What we call mathematics actually exists as a single point in a space of an infinite number of sets of axioms and inference rules.
We like this particular set of axioms and rules because they can answer questions about physics, but they were stumbled upon almost by accident when we started using the concept of numbers and asking "What does it mean to prove something?".
One could imagine other points in this space though, which define, say, the game of chess, or perhaps something as complex as English grammar. It just so happened that the point we naturally settled on for mathematics is one that was powerful enough to lead to the rules of algebra and geometry etc., and also consistent/deterministic in the same way that most physics seems to be (which is convenient for humans, whose brains are limited by physics).
So, mathematics doesn't "underlie" physics in the sense of being more real than it, but merely is a point we have chosen because of its similarity to physics. I suppose the real question, then, is why should such a useful point exist in this infinite space at all.
>What we call mathematics actually exists as a single point in a space of an infinite number of sets of axioms and inference rules.
No, the word mathematics actually describes this entire space. You can go a level below math down to logic. Logic are the rules that bind all these different mathematical fields together.
In addition to axioms that are assumed to be true, Logic in itself is also assumed to be true and we use a singular set of logical rules for all of mathematics.
>We like this particular set of axioms and rules because they can answer questions about physics, but they were stumbled upon almost by accident when we started using the concept of numbers and asking "What does it mean to prove something?".
Much of abstract mathematics has no real world counterpart.
It seems to me some bits are clearly created and some discovered. Eg. pi is discovered but the symbols we use to represent it's value in decimal form, 1 2 3 . etc are human inventions. There may be some value in trying to figure what's what there? I think it can help to think what alien mathematicians would have the same and what would be different. No doubt they'd find pi and e if they were any good as those are the two most fundamental transcendental constants in math but our decimal representation is one amongst a very large set of possible representations.
I get what you're saying but my point still applies.
Did we discover the decimal form of representation out of all possible forms of representing fractional quantities or did we create that form?

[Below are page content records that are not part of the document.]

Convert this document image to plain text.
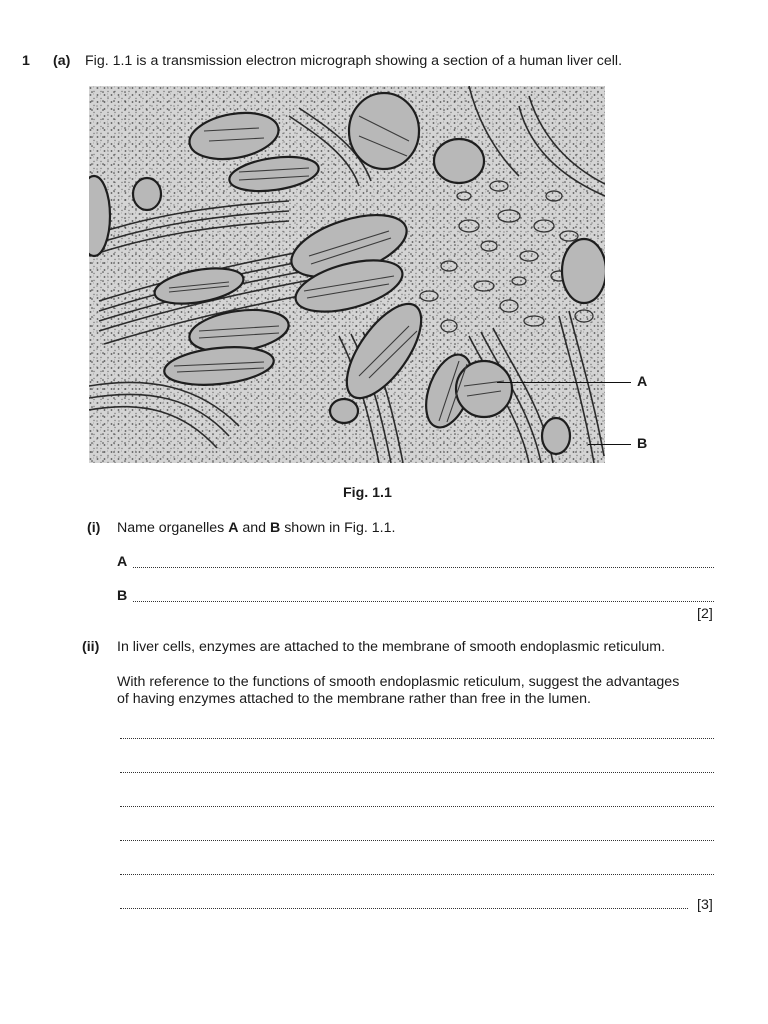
1 (a) Fig. 1.1 is a transmission electron micrograph showing a section of a human liver cell.
A
B
Fig. 1.1
(i) Name organelles A and B shown in Fig. 1.1.
A
B
[2]
(ii) In liver cells, enzymes are attached to the membrane of smooth endoplasmic reticulum.
With reference to the functions of smooth endoplasmic reticulum, suggest the advantages
of having enzymes attached to the membrane rather than free in the lumen.
[3]
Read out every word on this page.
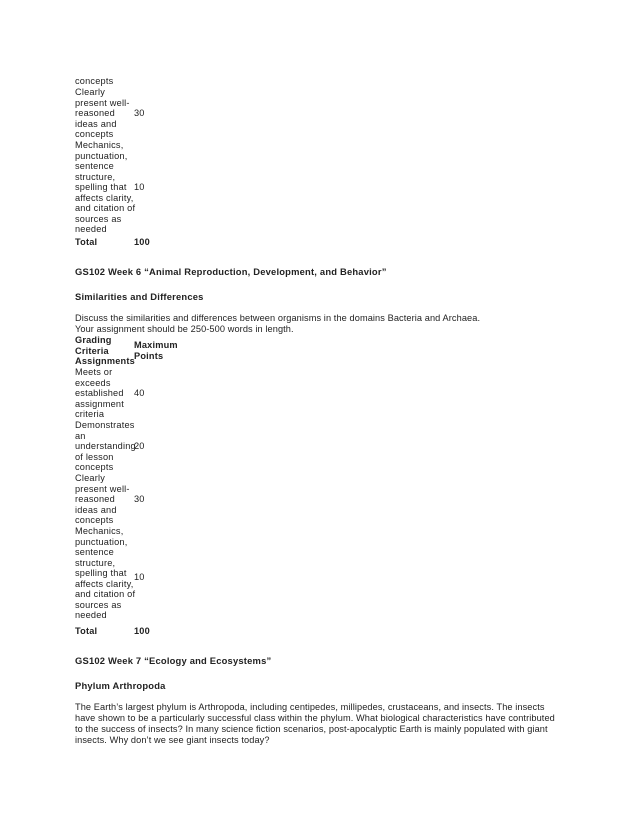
concepts
Clearly
present well-
reasoned
ideas and
concepts
30
Mechanics,
punctuation,
sentence
structure,
spelling that
affects clarity,
and citation of
sources as
needed
10
Total	100
GS102 Week 6 “Animal Reproduction, Development, and Behavior”
Similarities and Differences
Discuss the similarities and differences between organisms in the domains Bacteria and Archaea.
Your assignment should be 250-500 words in length.
Grading
Criteria
Assignments
Maximum
Points
Meets or
exceeds
established
assignment
criteria
40
Demonstrates
an
understanding
of lesson
concepts
20
Clearly
present well-
reasoned
ideas and
concepts
30
Mechanics,
punctuation,
sentence
structure,
spelling that
affects clarity,
and citation of
sources as
needed
10
Total	100
GS102 Week 7 “Ecology and Ecosystems”
Phylum Arthropoda
The Earth’s largest phylum is Arthropoda, including centipedes, millipedes, crustaceans, and insects. The insects
have shown to be a particularly successful class within the phylum. What biological characteristics have contributed
to the success of insects? In many science fiction scenarios, post-apocalyptic Earth is mainly populated with giant
insects. Why don’t we see giant insects today?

Was the english language discovered out of the set of all possible languages or was it created?
It's good to examine the intuitive differences though. Why does the choice of representation feel more "creative" than say the "choice" of what axioms to use in a certain field in mathematics?
Many times you will discover that the intuition is just a biased flaw in the way we think, but many times you will discover that your intuition is demarcating an actual difference.
I think our intuition is marking an actual difference here. The set of all symbols representing the number 3 is infinite not bounded by any rules. The set of all sets of axioms we can use to formulate a mathematical theory is infinite but it is actually a subset. We only choose axioms in math that are internally consistent. The number Inconsistent sets of axioms are a huge and many are discarded to find a consistent set.
It is possibly this blurry demarcation of restriction and size of the domain that marks our intuitive feelings of what we label as "created" or "discovered." Who knows, I suspect the rules are much more complicated and if we dive in deeper you will find that our intuition is flawed.
For example why does it feel extremely wrong to say that the Americas were created rather than discovered?
But again, realize that we are discussing the intricacies of arbitrary words defined in language. Outside of the domain of language the concept is uninteresting.